Complete Guide to Derivatives

What is a Derivative?

A derivative measures how a function changes as its input changes. It’s a fundamental concept in calculus representing instantaneous rate of change, equivalent to the slope of the tangent line at any point on a curve.

Key Concepts in Differentiation

• First Principle: Formal definition using limits
• Power Rule: d/dx[x^n] = nx^(n-1)
• Product Rule: (fg)’ = f’g + fg’
• Chain Rule: Derivative of composite functions

Practical Applications

Physics: Velocity and acceleration calculations

Economics: Marginal cost analysis

Engineering: System optimization

Machine Learning: Gradient descent algorithms

Why Use a Derivative Calculator?

Our calculator helps students and professionals:

• Verify manual calculations
• Handle complex functions efficiently
• Understand step-by-step solutions
• Save time on repetitive computations

Frequently Asked Questions

What functions can the calculator handle?

The calculator supports polynomials, trigonometric, exponential, and logarithmic functions.

How accurate is the derivative calculator?

Using math.js library, it provides symbolically exact derivatives equivalent to manual computation.

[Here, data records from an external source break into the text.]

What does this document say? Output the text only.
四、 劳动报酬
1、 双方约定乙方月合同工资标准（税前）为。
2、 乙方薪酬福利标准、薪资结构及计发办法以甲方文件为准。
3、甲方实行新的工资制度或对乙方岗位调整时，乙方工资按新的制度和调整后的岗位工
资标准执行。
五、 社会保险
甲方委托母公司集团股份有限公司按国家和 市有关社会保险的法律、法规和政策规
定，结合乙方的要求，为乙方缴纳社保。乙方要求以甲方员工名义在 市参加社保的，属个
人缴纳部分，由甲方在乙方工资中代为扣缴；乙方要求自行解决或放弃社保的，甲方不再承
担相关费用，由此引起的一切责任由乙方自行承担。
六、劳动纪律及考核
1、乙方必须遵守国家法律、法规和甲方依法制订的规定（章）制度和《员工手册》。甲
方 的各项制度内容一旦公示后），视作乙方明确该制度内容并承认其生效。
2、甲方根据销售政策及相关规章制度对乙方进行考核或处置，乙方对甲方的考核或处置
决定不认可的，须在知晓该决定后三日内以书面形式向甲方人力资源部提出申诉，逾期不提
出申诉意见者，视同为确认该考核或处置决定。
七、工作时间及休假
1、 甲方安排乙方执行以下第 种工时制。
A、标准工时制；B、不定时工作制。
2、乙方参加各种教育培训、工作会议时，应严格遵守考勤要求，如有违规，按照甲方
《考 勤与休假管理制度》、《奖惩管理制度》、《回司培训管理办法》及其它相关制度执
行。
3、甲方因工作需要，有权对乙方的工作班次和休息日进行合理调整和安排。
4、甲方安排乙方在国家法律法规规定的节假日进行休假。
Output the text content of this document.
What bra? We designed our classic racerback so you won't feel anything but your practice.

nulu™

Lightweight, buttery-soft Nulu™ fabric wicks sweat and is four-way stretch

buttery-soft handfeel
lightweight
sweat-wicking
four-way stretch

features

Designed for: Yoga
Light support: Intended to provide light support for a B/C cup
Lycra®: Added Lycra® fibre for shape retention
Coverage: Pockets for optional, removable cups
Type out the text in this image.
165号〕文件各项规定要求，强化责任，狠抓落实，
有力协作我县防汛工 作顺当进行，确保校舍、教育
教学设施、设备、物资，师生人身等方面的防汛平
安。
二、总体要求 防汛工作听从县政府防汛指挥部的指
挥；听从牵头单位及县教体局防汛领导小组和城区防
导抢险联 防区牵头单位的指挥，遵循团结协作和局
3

Can it calculate partial derivatives?

Yes, specify the differentiation variable for multi-variable functions.

Differentiation Rules Overview

Rule	Formula	Example
Power Rule	d/dx[x^n] = nx^(n-1)	d/dx[x³] = 3x²
Product Rule	(fg)’ = f’g + fg’	d/dx[(x)(sinx)] = 1·sinx + x·cosx

Historical Significance

Developed independently by Newton and Leibniz in the 17th century, calculus revolutionized mathematics and enabled modern scientific progress.